Big Chains Are Sucking the Life and the Variety Out of Our Cities

CC BY 2.0. Lloyd Alter/ Hard Rock Cafe on Yonge Street

People in Toronto are complaining that many music venues are closing, their sites gone to condos; I have been meaning to write about how important bars and restaurants are being lost, gone to drugstores, and took these photos for the story. But Colin Horgan of the Guardian beat me to it. It is not just Toronto, but a problem in a lot of successful cities.

On Yonge Street in Toronto, the once seedy strip everyone came down the road from all over Canada for music, sex and drugs, the Friars Tavern where The Band played, became a Hard Rock Cafe and now is becoming a boring red store selling a different kind of drugs, across the street from our new Nordstroms. Horgan writes:

Normally, a Hard Rock Cafe – itself a chain – giving way to a pharmacy might not prompt dismay. But the move has sparked a debate in Toronto about what exactly its streets are for. “If this particular drug store brand goes in, and does the exact same thing they do in every other case – they put one door at each end and they wrap the whole thing in an advertisement – that’s not adding to the dynamic of the neighbourhood,” says Toronto city councillor Mike Layton. “That’s in fact taking a sledgehammer right to the heart of it.”
Brunswick Tavern

Lloyd Alter/ The Brunny is now a Rexall/CC BY 2.0

Corporatization is happening everywhere; even Toronto’s famous Brunswick Tavern, where they rented the beer instead of selling it, has gone to drug store. I assumed that it is because the boomers are now more interested in buying Depends instead of drafts, but according to Horgan, there is a bigger story, the invasion of the chain stores on main streets and high streets around the world. And they are not just trying to stop this in Toronto:

Most famously, in the mid-2000s the city of San Francisco adopted policies to limit chain stores, known as “formula retail”. Broadly speaking, the city defines formula retail as stores with 11 or more locations anywhere in the world, a uniform aesthetic, and a few other criteria.
boycott tesco

Jim Killock on Flickr/CC BY 2.0

In the UK, there are planning guidelines that limit the size of stores, but it hasn’t worked very well; the big chains like Tesco just opened up smaller shops. According to Rafaella Sadun of the Harvard Business School, it made things worse for the small locally owned businesses.

“Independent retailers were actually harmed by the creation of entry barriers against large shops,” Sadun wrote. “Instead of simply reducing the number of new large stores entering a market, entry regulations created the incentive for large retail chains to invest in smaller and more centrally located formats, which competed more directly with independents and accelerated their decline.”
Buy Local

© Local First

There is a lot of worry about the dynamic of the neighbourhood, but in fact there is a bigger issue that we have covered in TreeHugger before: where the money goes. In a study done by Local First in Grand Rapids, Michigan, it was found that for every hundred bucks spent in a locally owned store, $ 68 stayed in the community. For non locally owned businesses, only $ 43 stay locally. Michael Shuman, in his book the Small-Mart revolution, quoted even more extreme numbers; in one study comparing two bookstores in Austin, economists found that 13 dollars out of every hundred spent in Borders stayed in town, whereas in the local bookshop, 45 dollars circulated in Austin.

Back in Toronto, the discussion is about the quality of the streets and neighbourhoods.

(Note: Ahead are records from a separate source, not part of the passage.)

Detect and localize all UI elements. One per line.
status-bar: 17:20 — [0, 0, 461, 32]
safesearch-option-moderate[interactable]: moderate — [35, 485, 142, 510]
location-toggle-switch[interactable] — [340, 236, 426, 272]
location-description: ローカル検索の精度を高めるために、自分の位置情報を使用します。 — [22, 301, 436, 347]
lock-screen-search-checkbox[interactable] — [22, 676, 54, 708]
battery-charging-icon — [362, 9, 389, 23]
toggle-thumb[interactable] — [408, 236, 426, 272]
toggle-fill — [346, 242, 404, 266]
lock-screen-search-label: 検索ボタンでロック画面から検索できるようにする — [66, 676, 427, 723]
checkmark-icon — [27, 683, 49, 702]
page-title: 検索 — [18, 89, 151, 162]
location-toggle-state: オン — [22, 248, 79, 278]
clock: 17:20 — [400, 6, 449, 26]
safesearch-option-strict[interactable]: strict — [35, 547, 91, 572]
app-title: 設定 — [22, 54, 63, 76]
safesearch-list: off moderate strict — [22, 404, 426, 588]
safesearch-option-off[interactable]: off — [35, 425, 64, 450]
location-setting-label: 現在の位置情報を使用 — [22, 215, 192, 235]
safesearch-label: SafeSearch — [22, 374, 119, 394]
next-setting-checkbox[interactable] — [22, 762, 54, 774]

“We’ve got to have a conversation about: what is the need of the neighbourhood? What makes a great neighbourhood?” says Mark Garner of the non-profit Yonge Business Improvement Area. “How do you preserve small independent business based on what a neighbourhood needs? Our neighbourhoods used to be great. You used to be able to walk to your butcher, your dry cleaner, the fruit stand to pick up your stuff ... and you had relationships with those small, independent, family-run businesses.”
Small business sign

© Support local business

One way to help is to save those small businesses is for people to patronize them. To shop local every day, even if it costs a little more, to keep our dollars in the community. Michael Shuman wrote:

Going local does not mean walling off the outside world. It means nurturing locally owned businesses which use local resources sustainably, employ local workers at decent wages and serve primarily local consumers. It means becoming more self-sufficient and less dependent on imports. Control moves from the boardrooms of distant corporations and back into the community where it belongs.
holy shitzu

Lloyd Alter/ Seen on Bloor Street, Toronto/CC BY 2.0

Local businesses add so much more to our communities, and provide so many opportunities, and sometimes even a bit of humour. We should be doing everything we can to support them, and to keep out the big chains that are sucking up all the money.